Thomas Muir, a Glasgow advocate, alarmed the authorities by his association with French revolutionaries and his outspoken anti-establishment views. He was declared a rebel after visiting France in 1793, and when he returned to Scotland he was imprisoned on various charges, including making public speeches vilifying the King and Constitution, and spreading such seditious books and pamphlets as Thomas Paine’s The Rights of Man. Tried by the notoriously harsh judge, Lord Braxfield, he was sentenced to fourteen years’ deportation to Botany Bay, but escaped. He settled in France where he died at the age of thirty-four in 1799. At his trial Muir defended himself with great aplomb. No doubt anticipating the outcome, he told the jury, ‘When our ashes shall be scattered by the winds of heaven, the impartial voice of future times will rejudge your verdict.’

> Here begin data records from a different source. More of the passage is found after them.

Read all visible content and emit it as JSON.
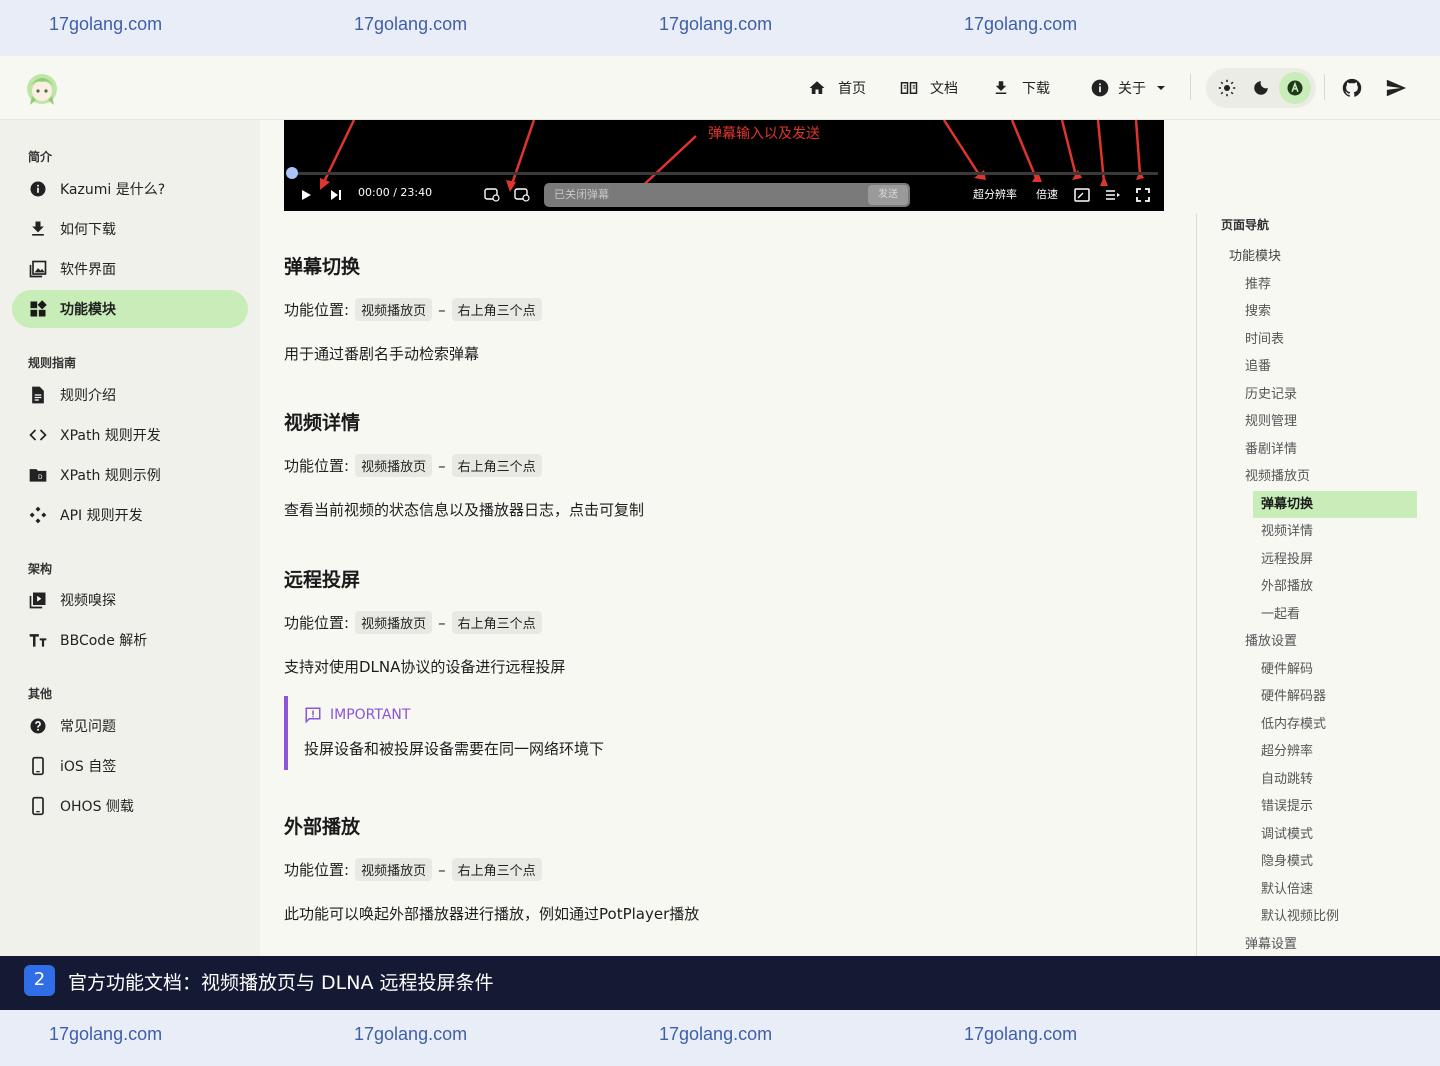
{
  "watermark": {
    "text": "17golang.com"
  },
  "header": {
    "nav": [
      {
        "label": "首页",
        "icon": "home-icon"
      },
      {
        "label": "文档",
        "icon": "book-icon"
      },
      {
        "label": "下载",
        "icon": "download-icon"
      },
      {
        "label": "关于",
        "icon": "info-icon"
      }
    ],
    "theme": {
      "active": "auto",
      "accent": "#c8edb8"
    }
  },
  "sidebar": {
    "sections": [
      {
        "title": "简介",
        "items": [
          {
            "label": "Kazumi 是什么?",
            "icon": "info-icon"
          },
          {
            "label": "如何下载",
            "icon": "download-icon"
          },
          {
            "label": "软件界面",
            "icon": "gallery-icon"
          },
          {
            "label": "功能模块",
            "icon": "widgets-icon",
            "active": true
          }
        ]
      },
      {
        "title": "规则指南",
        "items": [
          {
            "label": "规则介绍",
            "icon": "document-icon"
          },
          {
            "label": "XPath 规则开发",
            "icon": "code-icon"
          },
          {
            "label": "XPath 规则示例",
            "icon": "folder-icon"
          },
          {
            "label": "API 规则开发",
            "icon": "api-icon"
          }
        ]
      },
      {
        "title": "架构",
        "items": [
          {
            "label": "视频嗅探",
            "icon": "video-library-icon"
          },
          {
            "label": "BBCode 解析",
            "icon": "text-format-icon"
          }
        ]
      },
      {
        "title": "其他",
        "items": [
          {
            "label": "常见问题",
            "icon": "help-icon"
          },
          {
            "label": "iOS 自签",
            "icon": "phone-icon"
          },
          {
            "label": "OHOS 侧载",
            "icon": "phone-icon"
          }
        ]
      }
    ]
  },
  "player": {
    "caption": "弹幕输入以及发送",
    "time": "00:00 / 23:40",
    "danmaku_placeholder": "已关闭弹幕",
    "send_label": "发送",
    "super_resolution": "超分辨率",
    "speed": "倍速"
  },
  "content": {
    "location_label": "功能位置:",
    "location_path": [
      "视频播放页",
      "右上角三个点"
    ],
    "location_sep": "–",
    "sections": [
      {
        "heading": "弹幕切换",
        "desc": "用于通过番剧名手动检索弹幕"
      },
      {
        "heading": "视频详情",
        "desc": "查看当前视频的状态信息以及播放器日志，点击可复制"
      },
      {
        "heading": "远程投屏",
        "desc": "支持对使用DLNA协议的设备进行远程投屏"
      },
      {
        "heading": "外部播放",
        "desc": "此功能可以唤起外部播放器进行播放，例如通过PotPlayer播放"
      }
    ],
    "callout": {
      "title": "IMPORTANT",
      "body": "投屏设备和被投屏设备需要在同一网络环境下",
      "color": "#8a55d8"
    }
  },
  "toc": {
    "title": "页面导航",
    "items": [
      {
        "label": "功能模块",
        "level": 1
      },
      {
        "label": "推荐",
        "level": 2
      },
      {
        "label": "搜索",
        "level": 2
      },
      {
        "label": "时间表",
        "level": 2
      },
      {
        "label": "追番",
        "level": 2
      },
      {
        "label": "历史记录",
        "level": 2
      },
      {
        "label": "规则管理",
        "level": 2
      },
      {
        "label": "番剧详情",
        "level": 2
      },
      {
        "label": "视频播放页",
        "level": 2
      },
      {
        "label": "弹幕切换",
        "level": 3,
        "active": true
      },
      {
        "label": "视频详情",
        "level": 3
      },
      {
        "label": "远程投屏",
        "level": 3
      },
      {
        "label": "外部播放",
        "level": 3
      },
      {
        "label": "一起看",
        "level": 3
      },
      {
        "label": "播放设置",
        "level": 2
      },
      {
        "label": "硬件解码",
        "level": 3
      },
      {
        "label": "硬件解码器",
        "level": 3
      },
      {
        "label": "低内存模式",
        "level": 3
      },
      {
        "label": "超分辨率",
        "level": 3
      },
      {
        "label": "自动跳转",
        "level": 3
      },
      {
        "label": "错误提示",
        "level": 3
      },
      {
        "label": "调试模式",
        "level": 3
      },
      {
        "label": "隐身模式",
        "level": 3
      },
      {
        "label": "默认倍速",
        "level": 3
      },
      {
        "label": "默认视频比例",
        "level": 3
      },
      {
        "label": "弹幕设置",
        "level": 2
      }
    ]
  },
  "banner": {
    "number": "2",
    "text": "官方功能文档：视频播放页与 DLNA 远程投屏条件",
    "badge_color": "#2f6ee6"
  }
}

Gentlemen of the Jury, Let us this night throw away vain pretext: Let us act fairly and candidly. I smile at the charge of sedition. You yourselves are conscious that no sedition has existed in this country, and in your own minds you decried the accusation. I know for what I am brought to this bar, it is for having strenuously and actively engaged in the course of Parliamentary Reform; for having exerted every effort, by constitutional measures, to procure an equal representation of the people, in the House of the People.

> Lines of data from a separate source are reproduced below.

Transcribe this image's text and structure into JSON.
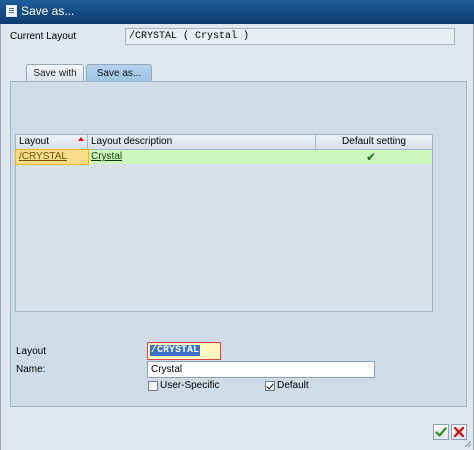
{
  "window": {
    "title": "Save as..."
  },
  "header": {
    "current_layout_label": "Current Layout",
    "current_layout_value": "/CRYSTAL ( Crystal )"
  },
  "tabs": [
    {
      "label": "Save with",
      "active": false
    },
    {
      "label": "Save as...",
      "active": true
    }
  ],
  "grid": {
    "columns": [
      "Layout",
      "Layout description",
      "Default setting"
    ],
    "rows": [
      {
        "layout": "/CRYSTAL",
        "description": "Crystal",
        "default_setting": true
      }
    ]
  },
  "form": {
    "layout_label": "Layout",
    "layout_value": "/CRYSTAL",
    "name_label": "Name:",
    "name_value": "Crystal",
    "user_specific_label": "User-Specific",
    "user_specific_checked": false,
    "default_label": "Default",
    "default_checked": true
  },
  "colors": {
    "title_bar": "#1e5e99",
    "row_highlight": "#cdf7bd",
    "selected_cell": "#f8dd8a",
    "ok_green": "#2e8b1e",
    "cancel_red": "#cc1a1a"
  },
  "icons": {
    "window": "window-icon",
    "sort": "sort-ascending-icon",
    "default_check": "checkmark-icon",
    "ok": "ok-check-icon",
    "cancel": "cancel-x-icon"
  }
}
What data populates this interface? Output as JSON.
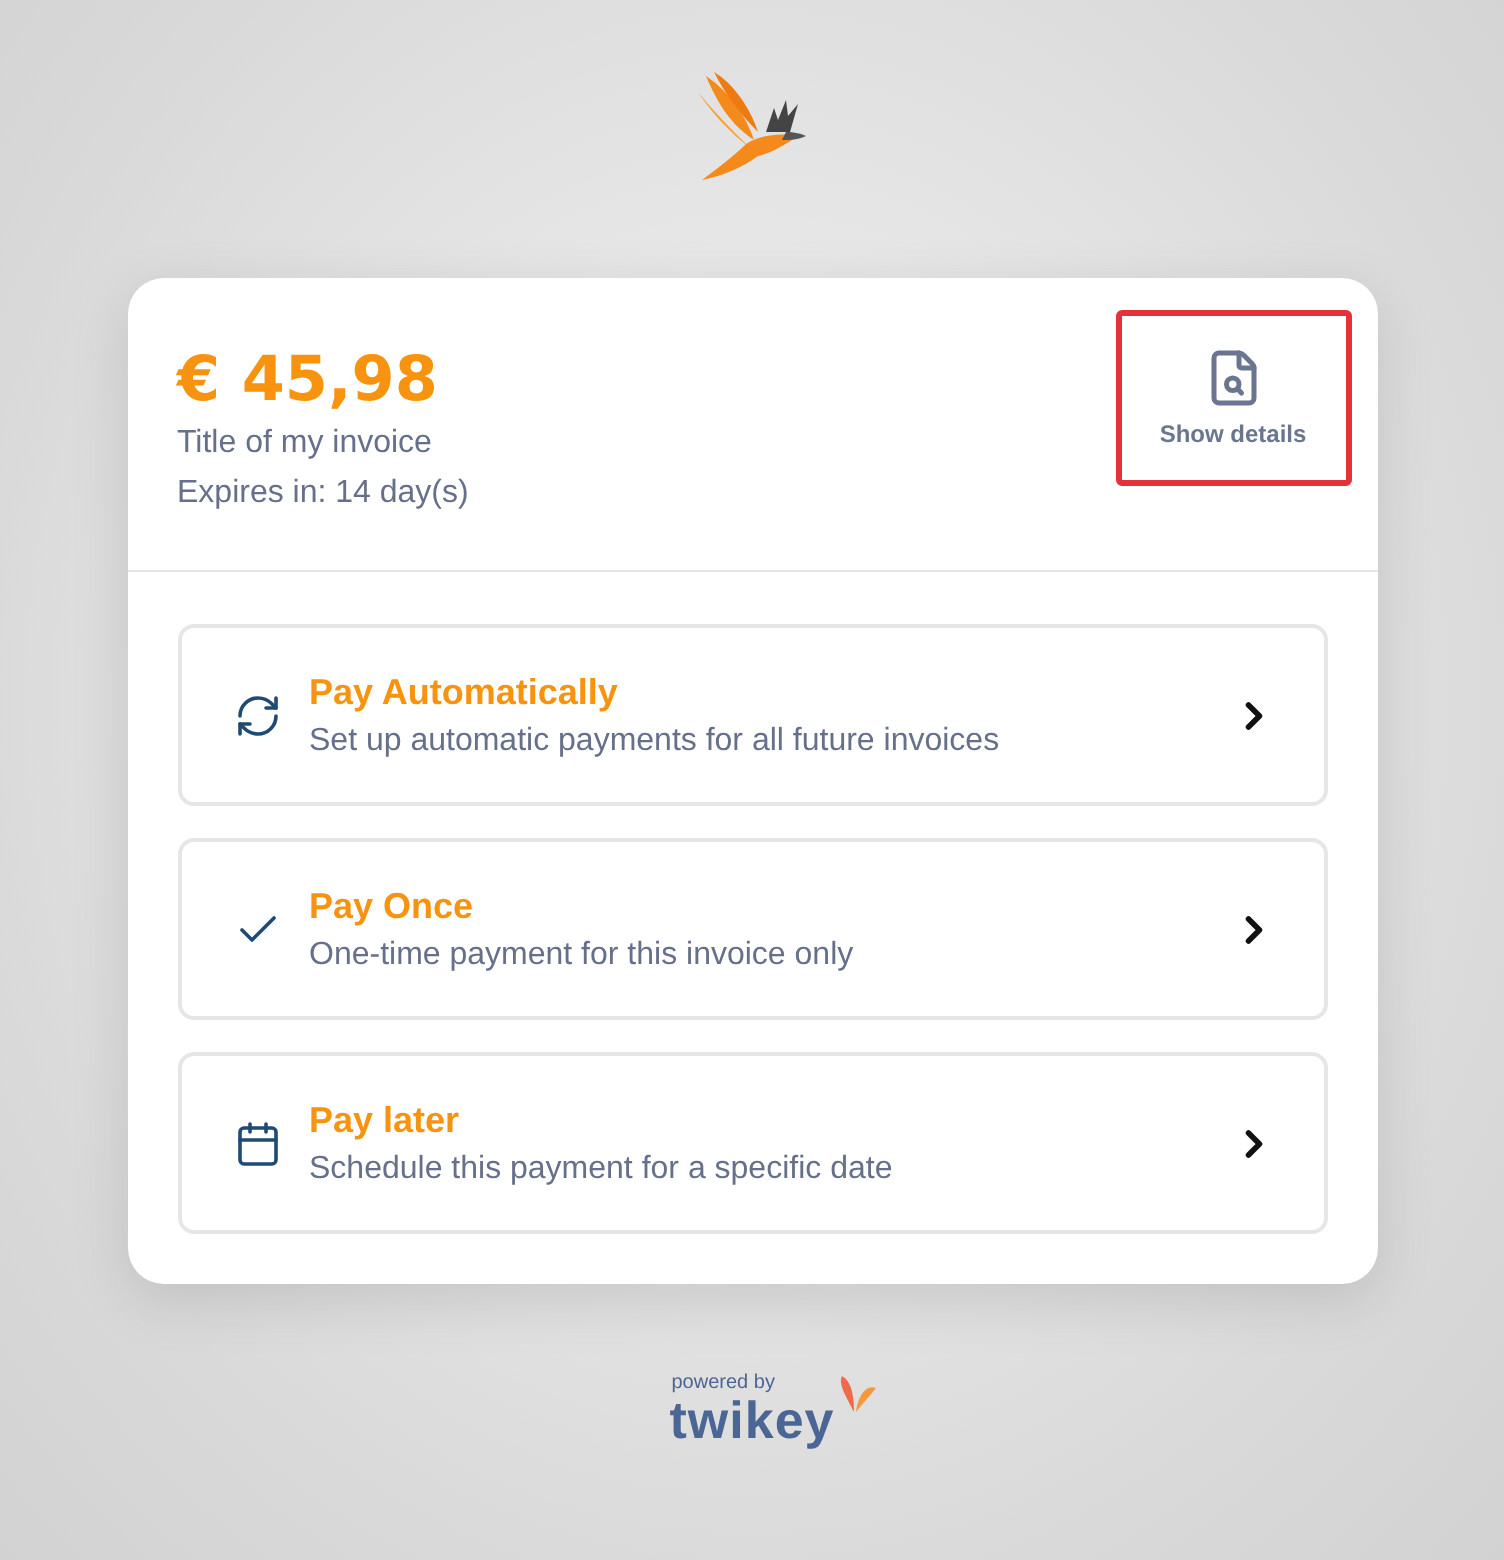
{
  "invoice": {
    "amount": "€ 45,98",
    "title": "Title of my invoice",
    "expiry": "Expires in: 14 day(s)"
  },
  "details_button": {
    "label": "Show details",
    "highlighted": true
  },
  "options": [
    {
      "kind": "automatic",
      "title": "Pay Automatically",
      "description": "Set up automatic payments for all future invoices"
    },
    {
      "kind": "once",
      "title": "Pay Once",
      "description": "One-time payment for this invoice only"
    },
    {
      "kind": "later",
      "title": "Pay later",
      "description": "Schedule this payment for a specific date"
    }
  ],
  "footer": {
    "powered_by": "powered by",
    "brand": "twikey"
  }
}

Let not the Prosecutor skulk in darkness: Let him come manfully forward, and avow the cause which has impelled him to bring me here. I will give you little trouble: I will prevent the lassitude of the Judges: I will save you, the Jury, from the wretched mockery of a trial, the sad necessity of condemning a man, when the cause of his condemnation must be concealed, and cannot be explained.

Yes, I plead guilty. I openly, actively, and sincerely embarked in the cause of Parliamentary Reform, in the vindication and in the restoration of the rights of the people. Nor will I blush to unfold to you my motives; they are supported by their own intrinsic strength, but they are likewise held up by the great and the venerable names of the living and of the dead. I contended for an equal representation of the people, in what I shall ever call the House of the People, because I considered it a measure essentially necessary to the salvation of the State, and to the stability of your boasted constitution.

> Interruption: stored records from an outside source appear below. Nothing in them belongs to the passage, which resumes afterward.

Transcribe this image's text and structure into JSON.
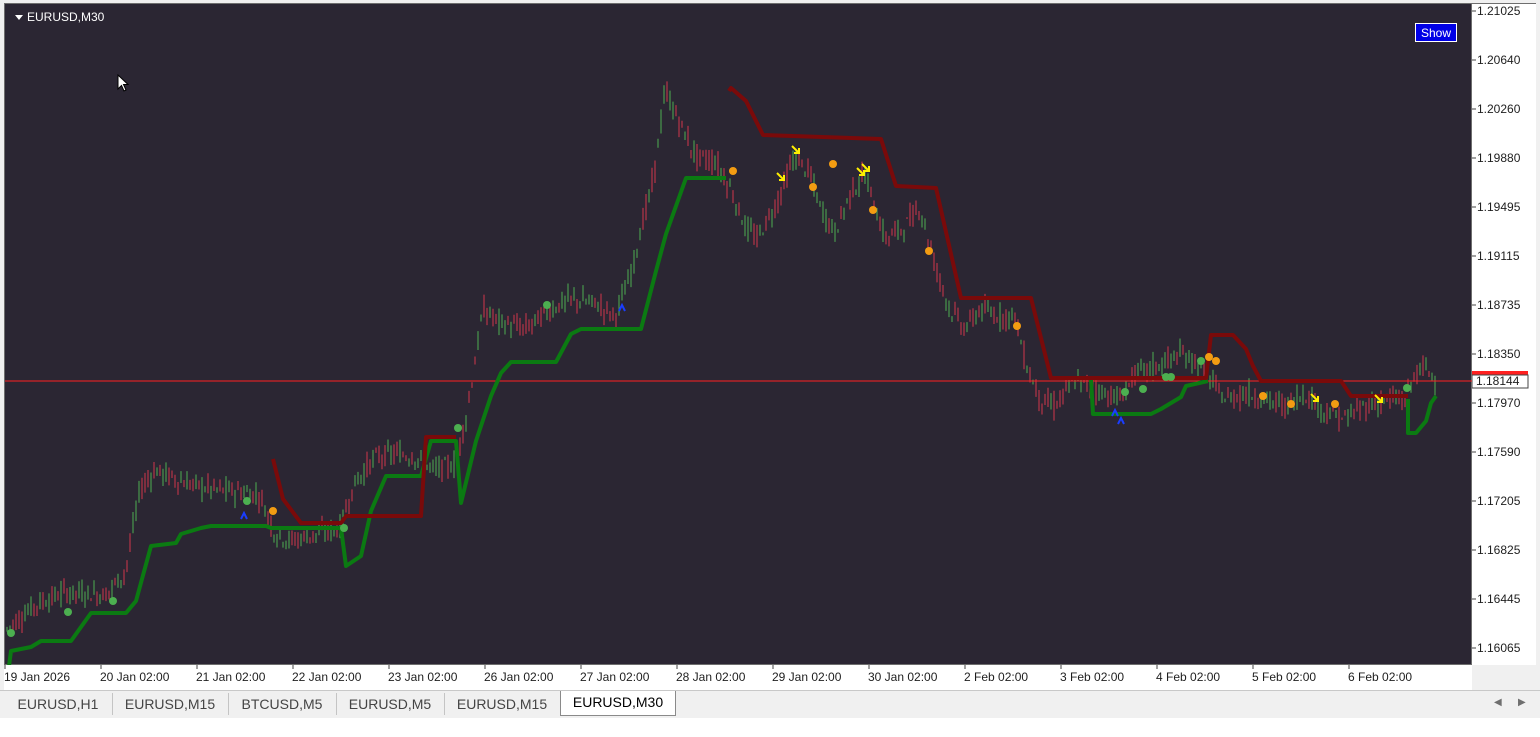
{
  "chart": {
    "symbol_title": "EURUSD,M30",
    "show_button": "Show",
    "current_price": "1.18144",
    "price_ticks": [
      "1.21025",
      "1.20640",
      "1.20260",
      "1.19880",
      "1.19495",
      "1.19115",
      "1.18735",
      "1.18350",
      "1.17970",
      "1.17590",
      "1.17205",
      "1.16825",
      "1.16445",
      "1.16065"
    ],
    "time_ticks": [
      "19 Jan 2026",
      "20 Jan 02:00",
      "21 Jan 02:00",
      "22 Jan 02:00",
      "23 Jan 02:00",
      "26 Jan 02:00",
      "27 Jan 02:00",
      "28 Jan 02:00",
      "29 Jan 02:00",
      "30 Jan 02:00",
      "2 Feb 02:00",
      "3 Feb 02:00",
      "4 Feb 02:00",
      "5 Feb 02:00",
      "6 Feb 02:00"
    ],
    "colors": {
      "background": "#2b2633",
      "bull_candle": "#4caf50",
      "bear_candle": "#d2374b",
      "support_line": "#0b7a12",
      "resistance_line": "#7a0a0a",
      "bid_line": "#ff2020",
      "arrow_marker": "#ffee00",
      "orange_dot": "#f39c12",
      "green_dot": "#4caf50",
      "blue_marker": "#1a3dff"
    },
    "icons": [
      "dropdown-triangle-icon",
      "mouse-cursor-icon"
    ]
  },
  "tabs": [
    {
      "label": "EURUSD,H1"
    },
    {
      "label": "EURUSD,M15"
    },
    {
      "label": "BTCUSD,M5"
    },
    {
      "label": "EURUSD,M5"
    },
    {
      "label": "EURUSD,M15"
    },
    {
      "label": "EURUSD,M30"
    }
  ],
  "active_tab": "EURUSD,M30",
  "scroll_icons": [
    "scroll-left-icon",
    "scroll-right-icon"
  ]
}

Wherein then consists the excellency of that time-tried fabric, cemented by the blood of your fathers, flowing from the field and from the scaffold? I will tell you: It consists in the due balance of its three impelling powers, KING, LORDS, and COMMONS; if one of these powers loses its vigour, the constitution in proportion loses its vigour; if one of these powers becomes only a shadow of what it ought to be, if it becomes merged and absorbed into any of the other two, your constitution then also becomes a shadow, and it is annihilated. And do you not know, and does all the world not know that if any where the proud structure of the constitution has suffered the ravages of time or of corruption, it is in its popular branch.

Is it not a fact indisputable, that the representation of the people is not such as it once was, and is not such, as I trust in God, one day it shall be. The man then who sounds the alarm, when he discovers the approach of danger, who summons all who may be concerned in its reparation, is surely no enemy to the country, no foe to the constitution, because he labours in its preservation and protection.

Such were the motives of my conduct. If I am guilty, I have in my guilt many associates, men who now enjoy the repose of eternity, whom your fathers admired while living, and to whom you, their children, have erected statues. I have no time to run over all the venerable catalogue. But, is there a man ignorant of the illustrious Locke? And was not this sage in philosophy, this advanced champion in the cause of liberty, and of man; this friend to the British constitution, who wrote his Treatise on Government in its defence … was not he an advocate for a reform in Parliament, for a more equal representation of the Commons in the House of Commons? Will you venture to tear the records of his fame, to stigmatize his memory, and to brand him with the epithet of seditious? …

But if the attempt to procure a Reform in Parliament be criminal, your accusation must extend far and wide. It must implicate the Ministers of the Crown and the lowest subjects. Have you forgotten that in the year 1782, the Duke of Richmond, the present Commander of the forces, was a flaming advocate for the universal right of suffrage? Do you not know, that he presided in societies, and like Mr Pitt, advised an universal formation of such societies all over the kingdom? Have you never read his famous letter to Colonel Sherwin; in which his principles, his testimony, to a full and complete representation of the people, are indelibly recorded? Is guilt the passing insubstantial fashion of the day? Does it vary according to times, and to seasons, and to circumstances? Shall what was patriotism in 1782 be criminal in 1793?